I am currently in the ADN to MSN program at Frontier with about 4 terms till I finish my CNM specialty. The ADN to MSN program like any newer program has some bugs still being worked out, overall it is an excellent option for those with an ADN.
There is no issue with a state regarding the bridge. The program is not a BSN program, students will not be awarded a BSN when they complete the bridge, rather students are granted an MSN when they complete their specialty tract. In other words, the bridge is not a MSN program in itself rather a Bridge between the ADN and MSN. In order to obtain the MSN portion students complete a specialty tract (CNEP = CNM, FNP, or WHCNP=women's health care nurse practitioner).
All off the Frontier programs are accredited which is the typical state requirement.

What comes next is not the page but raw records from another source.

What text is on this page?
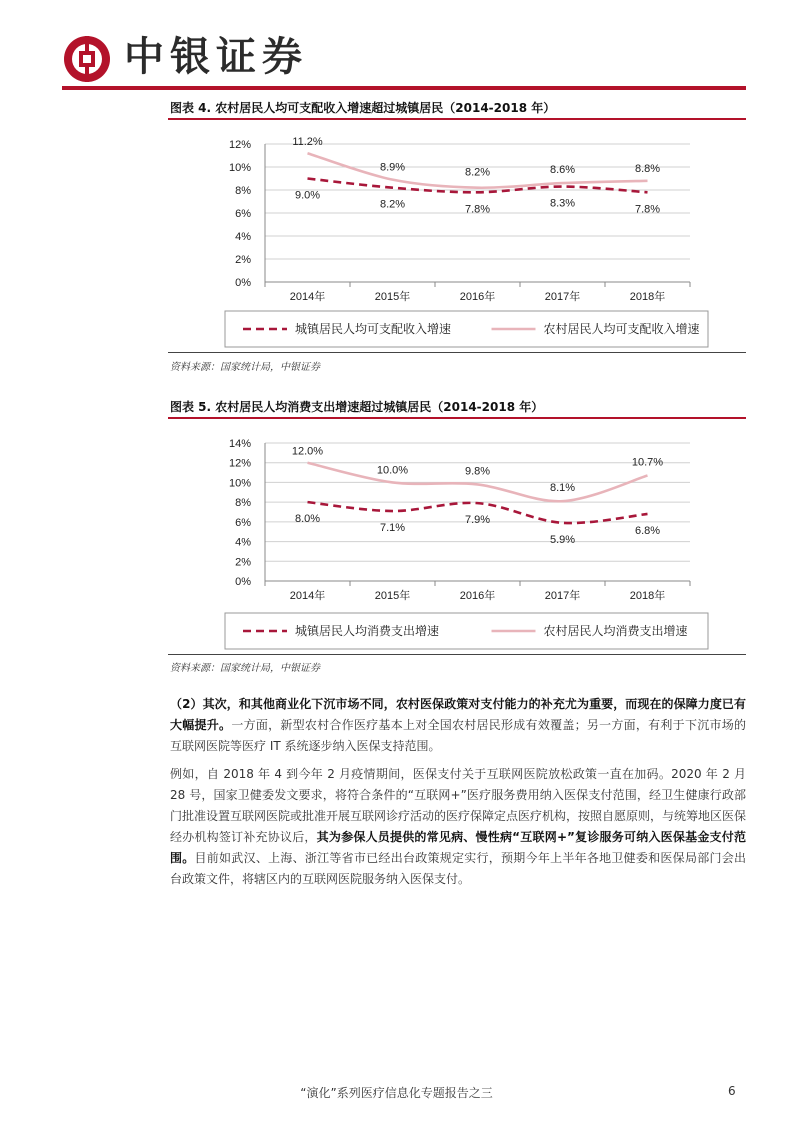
中银证券
图表 4. 农村居民人均可支配收入增速超过城镇居民（2014-2018 年）
0%
2%
4%
6%
8%
10%
12%
2014年	2015年	2016年	2017年	2018年
9.0%
8.2%	7.8%	8.3%	7.8%
11.2%
8.9%	8.2%	8.6%	8.8%
城镇居民人均可支配收入增速	农村居民人均可支配收入增速
资料来源：国家统计局，中银证券
图表 5. 农村居民人均消费支出增速超过城镇居民（2014-2018 年）
0%
2%
4%
6%
8%
10%
12%
14%
2014年	2015年	2016年	2017年	2018年
8.0%
7.1%
7.9%
5.9%
6.8%
12.0%
10.0%	9.8%
8.1%
10.7%
城镇居民人均消费支出增速	农村居民人均消费支出增速
资料来源：国家统计局，中银证券
（2）其次，和其他商业化下沉市场不同，农村医保政策对支付能力的补充尤为重要，而现在的保障力度已有大幅提升。一方面，新型农村合作医疗基本上对全国农村居民形成有效覆盖；另一方面，有利于下沉市场的互联网医院等医疗 IT 系统逐步纳入医保支持范围。
例如，自 2018 年 4 到今年 2 月疫情期间，医保支付关于互联网医院放松政策一直在加码。2020 年 2 月 28 号，国家卫健委发文要求，将符合条件的“互联网+”医疗服务费用纳入医保支付范围，经卫生健康行政部门批准设置互联网医院或批准开展互联网诊疗活动的医疗保障定点医疗机构，按照自愿原则，与统筹地区医保经办机构签订补充协议后，其为参保人员提供的常见病、慢性病“互联网+”复诊服务可纳入医保基金支付范围。目前如武汉、上海、浙江等省市已经出台政策规定实行，预期今年上半年各地卫健委和医保局部门会出台政策文件，将辖区内的互联网医院服务纳入医保支付。
“演化”系列医疗信息化专题报告之三	6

Students complete their didactic learning online using various media depending on the course and all clinical residency takes place in a geographic location selected by the student. I will tell you, clinical residency is something each student is strongly responsible for researching and securing. There are multilple levels of individuals involved in the clinical residency however the school does not secure a site for students. Students are required to precept with only CNMs with at least 1 year experience. The bridge program is very competitive and small numbers (usually less than 30) of students are admitted to each class. All things to consider when reviewing ones school choices.
I can't say enough about the program. The school is also very "family" oriented and encourages students to stay connected to classmates for support and extended learning experiences. Now it's back to school work!
Best wishes to you as you explore your options.